Cade drank another cup of coffee, then sat down in a lounging chair.
After a while he got bored with his depressing thoughts, and getting up, he went down to the lobby. Taking his overcoat off the peg, he walked across to the Boutique shop. The Magnum-sized bottles of Scotch whisky made him stare, but he resisted the urge to buy one. Instead, he bought a packet of wine gums and seeing Baumann had come out of the hotel, he joined him.
“Feel like something to eat now?” Baumann asked. “They have some pretty good steaks. You should eat something.”
“I guess,” Cade said. He wasn’t hungry, and his ribs still ached, but he had the impulse to become normal again.
When he had finished a very late lunch, Baumann paid the check, and the two men went out into the growing dusk and sat in the Jaguar, facing away from the frontier post.
Anita Strelik arrived at the frontier post at 17.50 hours: an hour ahead of Baumann’s estimated time. By now it was dark, but Baumann spotted her red Aston Martin as it pulled up under the bright lights of the frontier post.
“Here she comes,” he said. “She won’t be more than five minutes passing through the customs. We’ll get moving.” He started the engine and headed towards the Lausanne road.
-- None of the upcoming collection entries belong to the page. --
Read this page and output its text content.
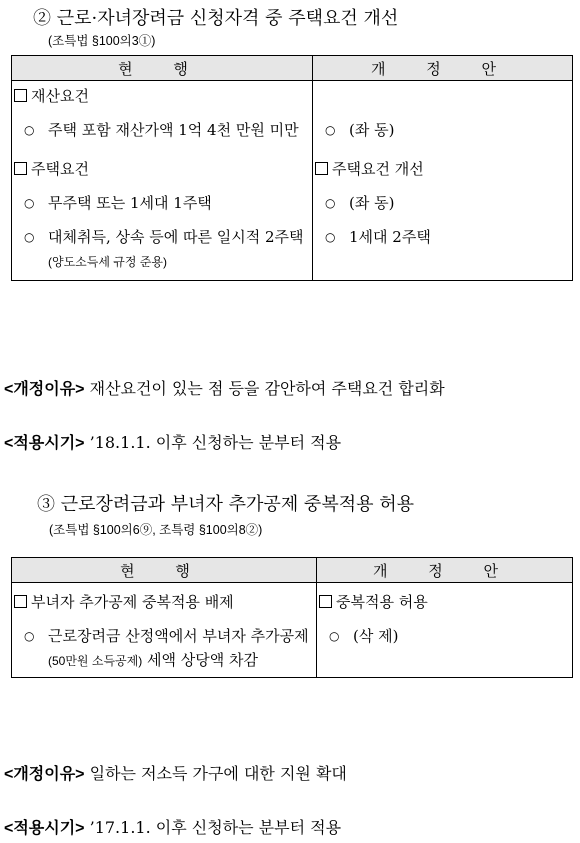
② 근로·자녀장려금 신청자격 중 주택요건 개선
(조특법 §100의3①)
현 행	개 정 안

재산요건	

○ 주택 포함 재산가액 1억 4천 만원 미만	○ (좌 동)

주택요건	주택요건 개선

○ 무주택 또는 1세대 1주택	○ (좌 동)

○ 대체취득, 상속 등에 따른 일시적 2주택(양도소득세 규정 준용)	○ 1세대 2주택
<개정이유> 재산요건이 있는 점 등을 감안하여 주택요건 합리화
<적용시기> ’18.1.1. 이후 신청하는 분부터 적용
③ 근로장려금과 부녀자 추가공제 중복적용 허용
(조특법 §100의6⑨, 조특령 §100의8②)
현 행	개 정 안

부녀자 추가공제 중복적용 배제	중복적용 허용

○ 근로장려금 산정액에서 부녀자 추가공제(50만원 소득공제) 세액 상당액 차감	○ (삭 제)
<개정이유> 일하는 저소득 가구에 대한 지원 확대
<적용시기> ’17.1.1. 이후 신청하는 분부터 적용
Turning in his seat, Cade looked through the rear window. He caught a glimpse of a tall woman, wearing ski-ing trousers, a white windcheater and a white helmet that concealed her hair. She was standing by the Aston Martin, talking to one of the grey-uniformed frontier guards. Then he lost sight of her.
He felt suddenly excited: a feeling that hadn’t come to him for many months.
“We’ll let her pass,” Baumann said.
A few minutes later, the impatient note of a horn made Baumann pull to his near side and the Aston Martin stormed past, travelling at over a hundred kilometres an hour.
“That’s the way to get yourself killed on these narrow roads,” Baumann said, slightly accelerating.
He switched on the short wave receiving set on the dashboard and picking up the microphone, said, “Horst calling YR. Come in, YR.”
A man’s voice came through the loudspeaker, “Listening in, Horst.”
“Our party is heading for Lausanne. Where are you?”
“By Grand Pont.”
“She’ll come that way. Follow from in front, but watch it. She’s moving fast.”
“Roger.”
They didn’t see the Aston Martin again until they had reached the outskirts of Lausanne. Baumann who knew the road from Vallorbe like the back of his hand, had driven with tremendous bursts of speed when the road was straight, and with carefully controlled speed on the bends. He knew he couldn’t be much more than three minutes behind the Aston Martin, but he was relieved when he caught sight of the red car now slowed down in the heavy traffic entering Lausanne.